Chapitre 1 (partie 1)

Au départ, ça avait été une bonne idée, ce voyage en Patagonie. J'avais toujours rêvé de découvrir le monde, peut-être d'en faire le tour, de quitter la maison trop calme où je ne m'étais que trop ennuyée. De recommencer ma vie, encore. On a toujours l'espoir que ce départ sera le bon.

Pourquoi la Patagonie ? L'autre bout du monde. Il fallait un changement radical pour changer de vie. Et puis la terre de feu, le détroit de Magellan, le cap Horn et ses légendaires tempêtes, les montagnes, les glaces et les soleils du Chili créaient un univers qui m'avais longtemps fait rêver.

J'avais quinze ans quand je suis partie. Je quittais un pays en détresse, qui connaissait ses premiers cyclones, coulait sous les inondations à répétition, sans savoir comment faire pour survivre.

On était nombreux à armer des bateaux sur le port. Les quais n'avaient jamais été aussi animés et pourtant je gardais de mon enfance le souvenir de la criée matinale quand le poisson arrivait, de la corne qui sonnait quand le ferry passait le phare, et des journées d'euphorie quand les navigateurs du bout du monde revenaient au pays après une course dantesque. Ils ne reviendraient plus. Ils s'en étaient allés vers des îles australes ou arctiques, loin des tempêtes et des cyclones.
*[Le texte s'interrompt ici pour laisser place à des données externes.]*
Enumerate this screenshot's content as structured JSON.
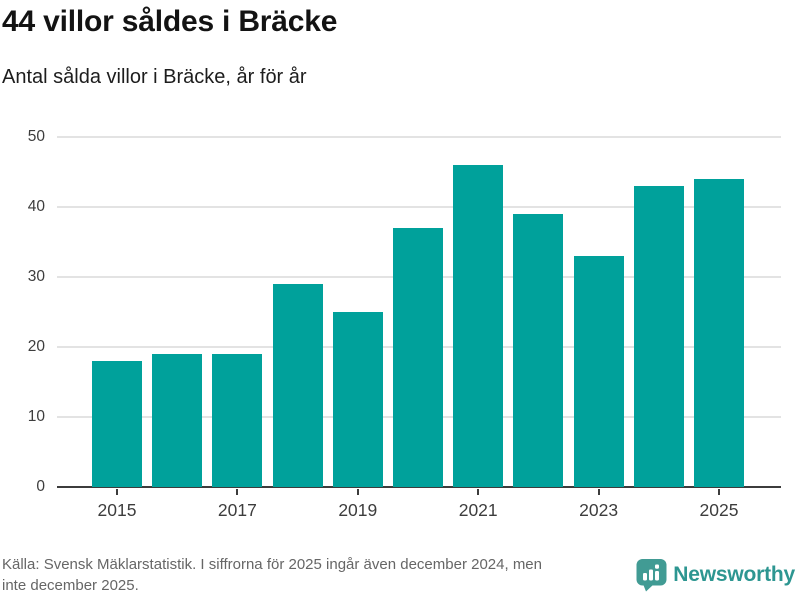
{
  "header": {
    "title": "44 villor såldes i Bräcke",
    "subtitle": "Antal sålda villor i Bräcke, år för år"
  },
  "chart_data": {
    "type": "bar",
    "title": "44 villor såldes i Bräcke",
    "subtitle": "Antal sålda villor i Bräcke, år för år",
    "categories": [
      "2015",
      "2016",
      "2017",
      "2018",
      "2019",
      "2020",
      "2021",
      "2022",
      "2023",
      "2024",
      "2025"
    ],
    "values": [
      18,
      19,
      19,
      29,
      25,
      37,
      46,
      39,
      33,
      43,
      44
    ],
    "xlabel": "",
    "ylabel": "",
    "ylim": [
      0,
      50
    ],
    "yticks": [
      0,
      10,
      20,
      30,
      40,
      50
    ],
    "xtick_labels": [
      "2015",
      "2017",
      "2019",
      "2021",
      "2023",
      "2025"
    ],
    "grid": true,
    "legend": "none",
    "bar_color": "#00a19b"
  },
  "footer": {
    "source_lines": [
      "Källa: Svensk Mäklarstatistik. I siffrorna för 2025 ingår även december 2024, men",
      "inte december 2025."
    ],
    "brand": "Newsworthy",
    "brand_color": "#2d9691",
    "icon_color": "#419b94"
  }
}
Et beaucoup devaient disparaitre, incapables de dépasser la barrière cataclysmique de l'Equateur.

J'avais récupéré le bateau de mon père, l'Endurance. A sa mort, j'avais acheté de quoi pêcher, ainsi qu'un dessalinisateur. A l'arrière du voilier, j'avais ajouté un petit potager, avec des tomates, des fraises, un citronnier, quelques pommes de terre. J'avais vu plusieurs navigateurs s'en aller au plus vite, sans s'assurer qu'ils auraient de quoi survivre. Beaucoup étaient morts de scorbut. Ils auraient mieux fait de rester à terre : ils seraient morts en croquant dans une belle pomme.
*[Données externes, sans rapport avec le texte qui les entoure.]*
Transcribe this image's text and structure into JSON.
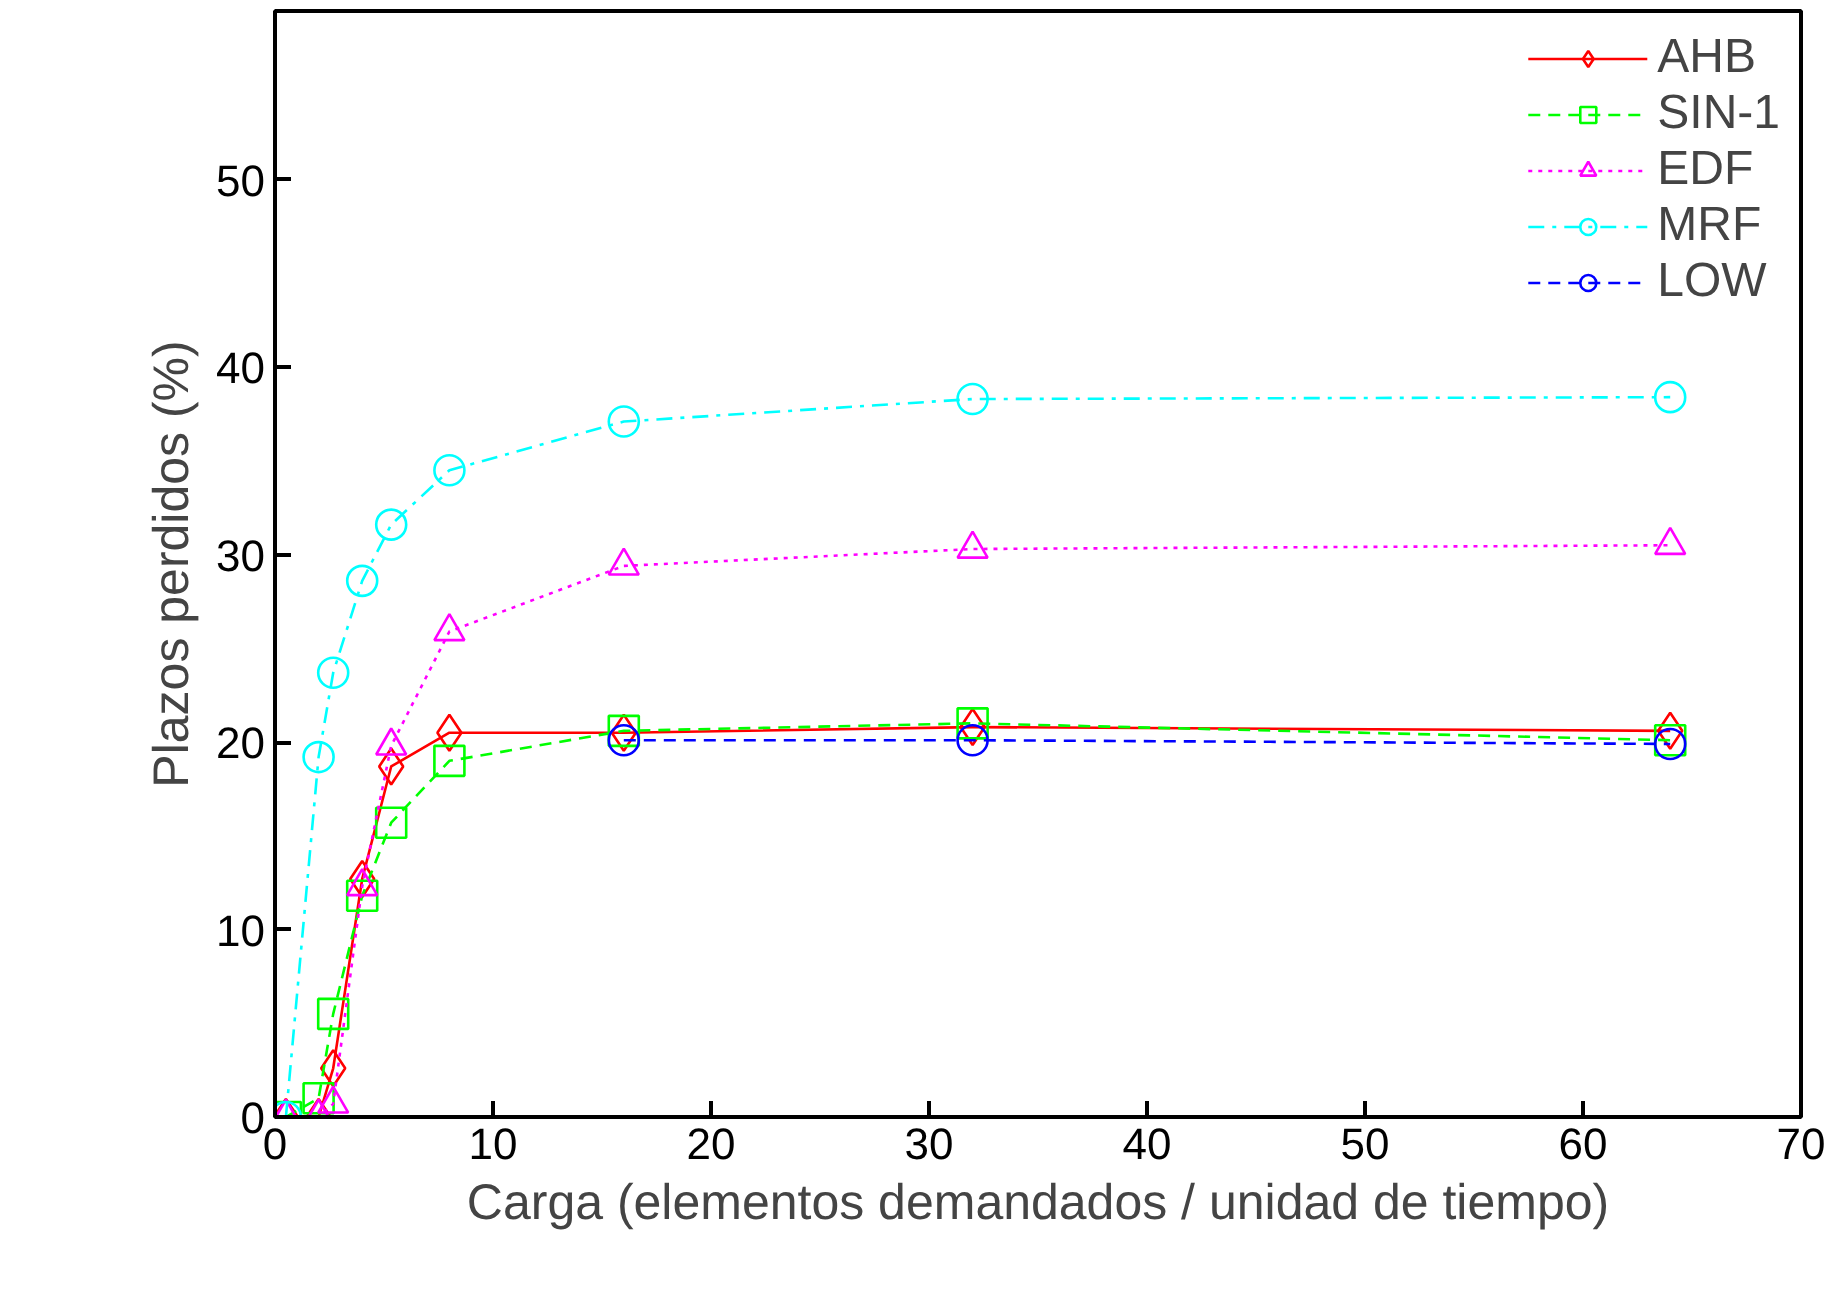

Et j'étais partie. J'avais attendu la fin de l'hiver, juste avant que le printemps ne pointe son nez. On parlait toujours d'hiver, mais il ne neigeait plus. Un soleil brûlant se levait tous les matins et venait plaquer sur la mer un miroir immobile. L'eau continuait de monter, encore, toujours. Elle avait déjà détruit bien des vies et mes parents s'en étaient allés. J'étais seule.

Je pouvais partir.

La traversée de l'Atlantique me prit trois longs mois. J'échappais par miracle aux drames de Neptune. Peut-être était-ce la période hivernale, ma bonne étoile ou la Providence... Il est vrai que nous n'étions encore qu'au prémice de la transition. Le temps était toujours capable de se montrer clément. Mais je n'eus à naviguer que trois mois. Trois mois où je m'allongeais sur le pont en maillot de bain pour bronzer en musique, où je me battais la nuit contre des vents contraires qui menaçaient d'arracher la toile, où je pestais au fin fond de la calle empêtrée dans des réparations techniques, tout engluée d'enduit et de colle... Trois mois où je songeais à ce que je laissais en France.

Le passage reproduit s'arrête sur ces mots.